Considerato che i ricorsi promuovono questioni analoghe in riferimento a parametri coincidenti e che pertanto i relativi giudizi vanno riuniti per essere decisi con un unico provvedimento;
che è intervenuta la rinuncia ai ricorsi da parte del Presidente del Consiglio dei ministri, previa conforme deliberazione del Consiglio dei ministri;
che tutte le rinunce sono state accettate dalla Regione Basilicata;
che questa Corte ha chiarito (sentenza n. 37 del 2016 e ordinanza n. 78 del 2017) che il requisito della «previa deliberazione» della Giunta regionale è previsto dall’art. 32, comma 2, della legge 11 marzo 1953, n. 87 (Norme sulla costituzione e sul funzionamento della Corte costituzionale) solo come presupposto dell’iniziativa della Regione contro una legge statale;
che tali decisioni si fondano sul principio, di portata generale, per cui le disposizioni che prevedono nullità, preclusioni, inammissibilità e decadenze processuali si intendono assoggettate ad un regime di stretta legalità;
che, in ragione della sua generalità, il predetto principio è applicabile a tutti gli atti per cui le Norme integrative per i giudizi davanti alla Corte costituzionale e la citata legge n. 87 del 1953 non prescrivono formalità e quindi anche all’accettazione della rinuncia dell’impugnativa proposta dallo Stato;
che, ai sensi dell’art. 23 delle Norme integrative per i giudizi davanti alla Corte costituzionale, l’intervenuta rinuncia al ricorso determina l’estinzione del processo: quanto al ricorso n. 35 del 2018, in mancanza della costituzione della Regione Basilicata (ex plurimis, ordinanze n. 243 del 2019 e n. 4 del 2019); quanto ai ricorsi n. 56 e n. 74 del 2018, per effetto dell’intervenuta accettazione da parte della resistente delle rispettive rinunce.

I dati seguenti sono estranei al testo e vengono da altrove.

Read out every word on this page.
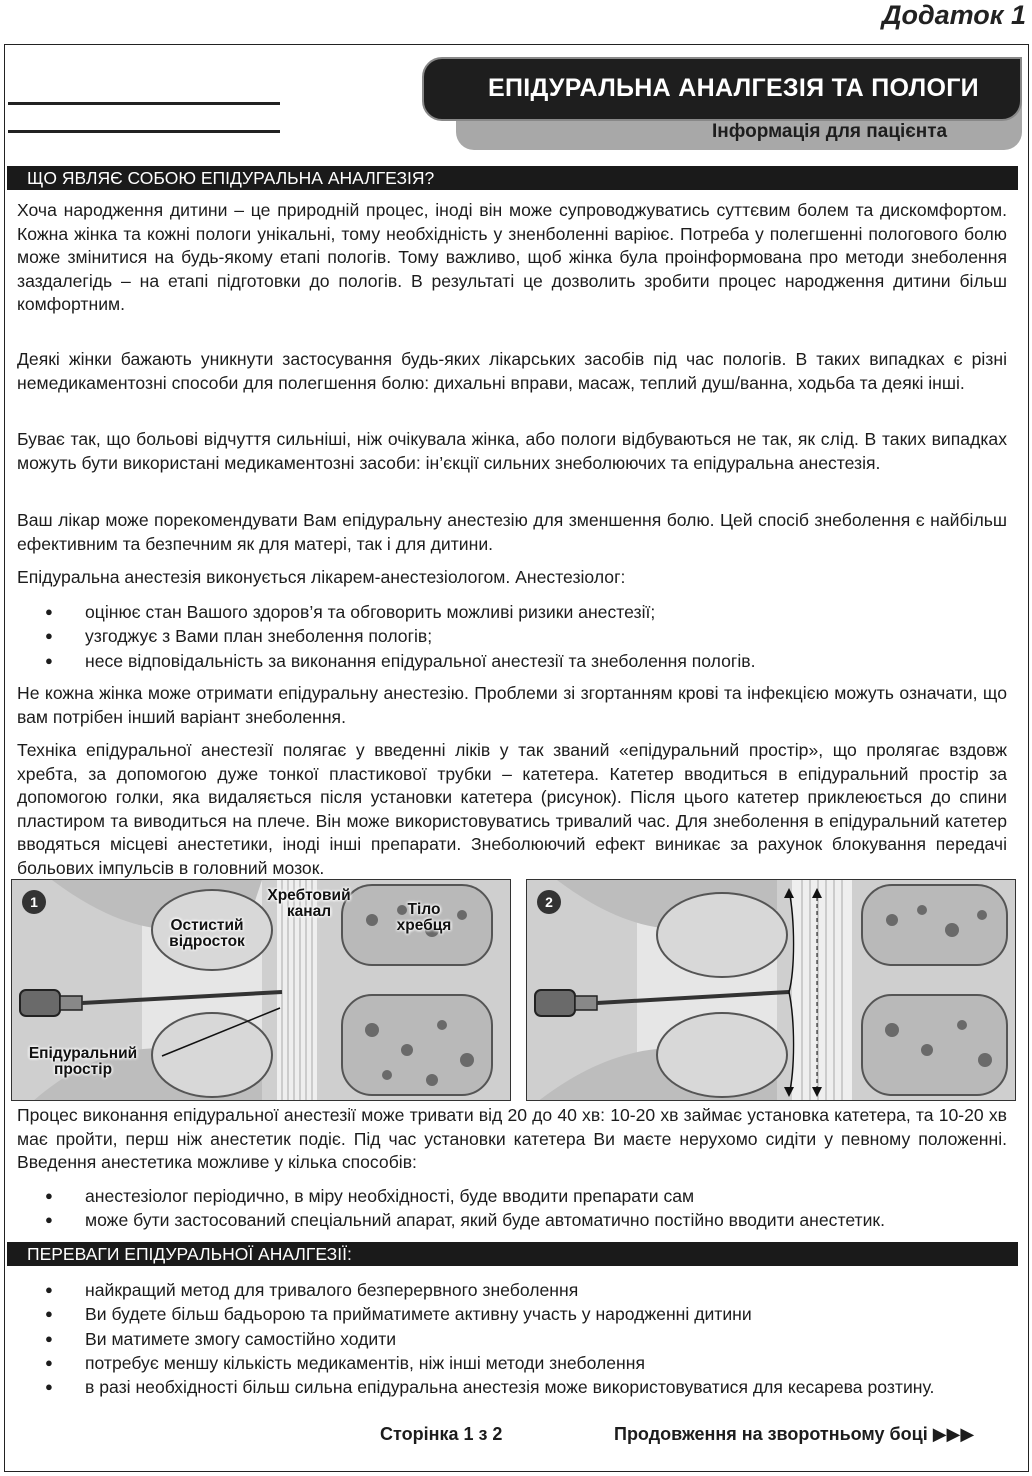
Додаток 1
ЕПІДУРАЛЬНА АНАЛГЕЗІЯ ТА ПОЛОГИ
Інформація для пацієнта
ЩО ЯВЛЯЄ СОБОЮ ЕПІДУРАЛЬНА АНАЛГЕЗІЯ?

Хоча народження дитини – це природній процес, іноді він може супроводжуватись суттєвим болем та дискомфортом. Кожна жінка та кожні пологи унікальні, тому необхідність у зненболенні варіює. Потреба у полегшенні пологового болю може змінитися на будь-якому етапі пологів. Тому важливо, щоб жінка була проінформована про методи знеболення заздалегідь – на етапі підготовки до пологів. В результаті це дозволить зробити процес народження дитини більш комфортним.

Деякі жінки бажають уникнути застосування будь-яких лікарських засобів під час пологів. В таких випадках є різні немедикаментозні способи для полегшення болю: дихальні вправи, масаж, теплий душ/ванна, ходьба та деякі інші.

Буває так, що больові відчуття сильніші, ніж очікувала жінка, або пологи відбуваються не так, як слід. В таких випадках можуть бути використані медикаментозні засоби: ін’єкції сильних знеболюючих та епідуральна анестезія.

Ваш лікар може порекомендувати Вам епідуральну анестезію для зменшення болю. Цей спосіб знеболення є найбільш ефективним та безпечним як для матері, так і для дитини.

Епідуральна анестезія виконується лікарем-анестезіологом. Анестезіолог:

● оцінює стан Вашого здоров’я та обговорить можливі ризики анестезії;
● узгоджує з Вами план знеболення пологів;
● несе відповідальність за виконання епідуральної анестезії та знеболення пологів.

Не кожна жінка може отримати епідуральну анестезію. Проблеми зі згортанням крові та інфекцією можуть означати, що вам потрібен інший варіант знеболення.

Техніка епідуральної анестезії полягає у введенні ліків у так званий «епідуральний простір», що пролягає вздовж хребта, за допомогою дуже тонкої пластикової трубки – катетера. Катетер вводиться в епідуральний простір за допомогою голки, яка видаляється після установки катетера (рисунок). Після цього катетер приклеюється до спини пластиром та виводиться на плече. Він може використовуватись тривалий час. Для знеболення в епідуральний катетер вводяться місцеві анестетики, іноді інші препарати. Знеболюючий ефект виникає за рахунок блокування передачі больових імпульсів в головний мозок.

1
Остистий відросток
Хребтовий канал	Тіло хребця
Епідуральний простір
2

Процес виконання епідуральної анестезії може тривати від 20 до 40 хв: 10-20 хв займає установка катетера, та 10-20 хв має пройти, перш ніж анестетик подіє. Під час установки катетера Ви маєте нерухомо сидіти у певному положенні. Введення анестетика можливе у кілька способів:

● анестезіолог періодично, в міру необхідності, буде вводити препарати сам
● може бути застосований спеціальний апарат, який буде автоматично постійно вводити анестетик.
ПЕРЕВАГИ ЕПІДУРАЛЬНОЇ АНАЛГЕЗІЇ:
● найкращий метод для тривалого безперервного знеболення
● Ви будете більш бадьорою та прийматимете активну участь у народженні дитини
● Ви матимете змогу самостійно ходити
● потребує меншу кількість медикаментів, ніж інші методи знеболення
● в разі необхідності більш сильна епідуральна анестезія може використовуватися для кесарева розтину.
Сторінка 1 з 2	Продовження на зворотньому боці ▶▶▶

Visti l’art. 26, secondo comma, della legge 11 marzo 1953, n. 87, e gli artt. 9, comma 2, e 23 delle Norme integrative per i giudizi davanti alla Corte costituzionale.
LA CORTE COSTITUZIONALE
riuniti i giudizi,
dichiara estinti i processi.
Così deciso in Roma, nella sede della Corte costituzionale, Palazzo della Consulta, il 16 gennaio 2020.
F.to:
Marta CARTABIA, Presidente
Giulio PROSPERETTI, Redattore
Roberto MILANA, Cancelliere
Depositata in Cancelleria il 14 febbraio 2020.